“Mrs. Boss, I sing you to me.” – Nullah, Australia
Over the past week, I had been asked several times if I wanted to watch the unfortunately-named Australia. Having heard that the movie was long and draggy, Becca and I had passed up on it. Eventually, though, our mutual love for Hugh Jackman and overall curiosity about the movie itself won us over, and we decided to watch it this afternoon. Setting aside the glaring racial and political bias (the whites were potrayed as either racist or drunk), it was rather worth it, not even because of Hugh Jackman or Nicole Kidman.
Yes, they played the aristocratic English landowner and rough-hewn but oh-so-hot cowboy well enough. But easily the heart and soul of the story was the little half-Aborigine they called Nullah.

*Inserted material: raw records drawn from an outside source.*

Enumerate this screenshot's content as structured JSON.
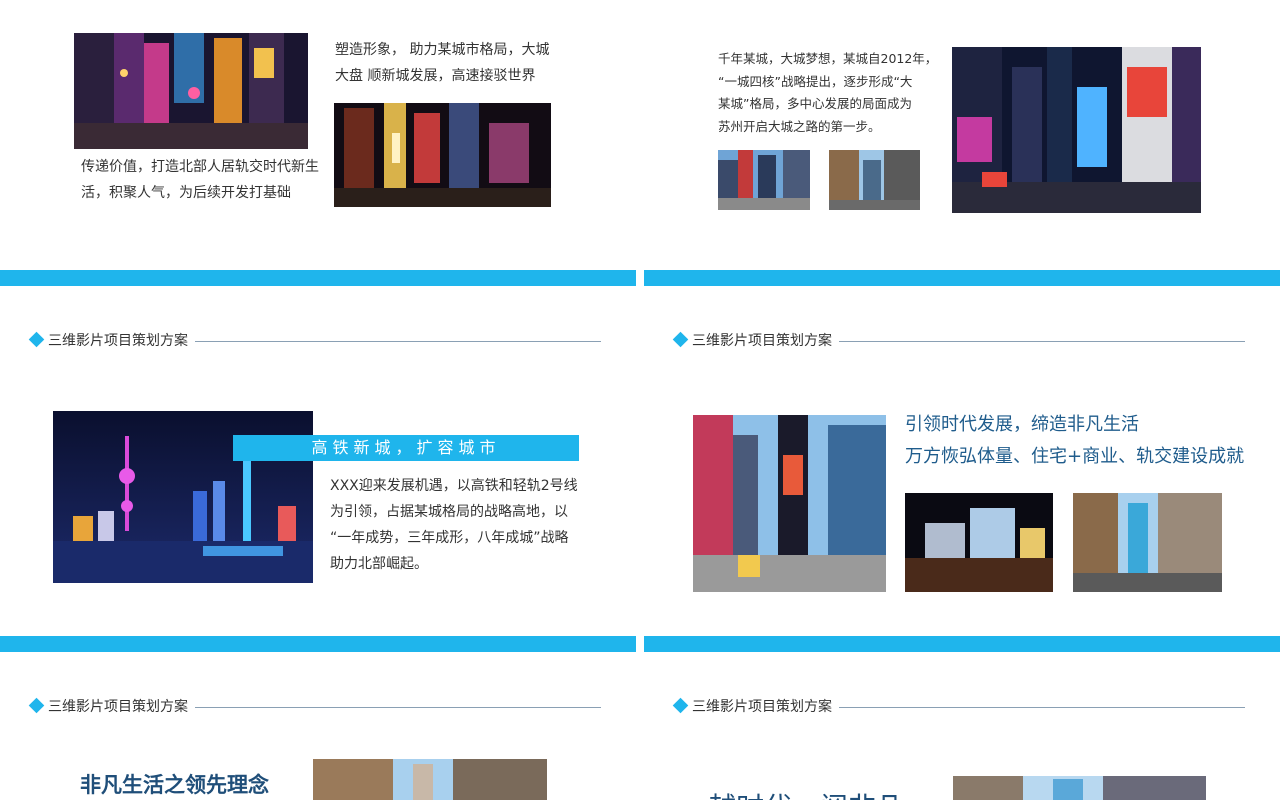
{
  "slides": {
    "top_left": {
      "paragraph_a": [
        "塑造形象， 助力某城市格局，大城",
        "大盘 顺新城发展，高速接驳世界"
      ],
      "paragraph_b": [
        "传递价值，打造北部人居轨交时代新生",
        "活，积聚人气，为后续开发打基础"
      ]
    },
    "top_right": {
      "paragraph": [
        "千年某城，大城梦想，某城自2012年，",
        "“一城四核”战略提出，逐步形成“大",
        "某城”格局，多中心发展的局面成为",
        "苏州开启大城之路的第一步。"
      ]
    },
    "mid_left": {
      "header": "三维影片项目策划方案",
      "banner": "高铁新城，扩容城市",
      "paragraph": [
        "XXX迎来发展机遇，以高铁和轻轨2号线",
        "为引领，占据某城格局的战略高地，以",
        "“一年成势，三年成形，八年成城”战略",
        "助力北部崛起。"
      ]
    },
    "mid_right": {
      "header": "三维影片项目策划方案",
      "heading_lines": [
        "引领时代发展，缔造非凡生活",
        "万方恢弘体量、住宅+商业、轨交建设成就"
      ]
    },
    "bottom_left": {
      "header": "三维影片项目策划方案",
      "title": "非凡生活之领先理念"
    },
    "bottom_right": {
      "header": "三维影片项目策划方案",
      "title": "越时代，阅非凡"
    }
  },
  "colors": {
    "accent": "#1fb5ec",
    "title_blue": "#1f4e79",
    "heading_blue": "#1f5c8c",
    "rule": "#8aa0b4"
  }
}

What struck me about the little boy from the very beginning was his wisdom, maturity and self-possession, three traits which prove that those who grow up rough, grow up fastest. He learns the skills of his grandfather, the witch doctor of his tribe, and wields them with such confidence that there would never be a doubt in anyone’s mind that he is special, different from the others, and stronger than anyone realized.
I loved the way Baz Luhrmann incorporated Somewhere Over The Rainbow into the movie, and made it into Nullah’s theme. I suppose it was accurate enough; the movie is set in 1939, the same year The Wizard of Oz was introduced to the world on the silver screen. After hearing Lady Sarah Ashley’s (Kidman) half-baked attempts at singing it to him, Nullah learns to play it on the harmonica and makes it his way of connecting with her (not very original, but quite effective nonetheless). The scenes between the two of them were the ones that brought on the tears; Becca, who was seated in the row behind so that we could sprawl ourselves over the two-seater rows, was quite surprised that I actually shed tears in a movie.
The one thing that I loved most about Nullah was his faith — not in religion or spiritually, but in the goodness of mankind and the cycle of life in which everyone, good or bad, will eventually get what they deserve. After being taken away for being a half-caste and sent to a Catholic mission, he holds on to Lady Ashley’s promise to locate him and bring him back to her, even though she is believed to have been killed when the Japanese come a-callin’ after bombing Pearl Harbor.
Nullah channels the beauty of the native race and the belligerence and wisdom of youth, but perhaps the greatest thing about this character, so well portrayed by newcomer Brandon Walters, is that it shows us the other side of mankind that is so often overshadowed by the ignorance and arrogance of today’s cynical, consumer-driven society.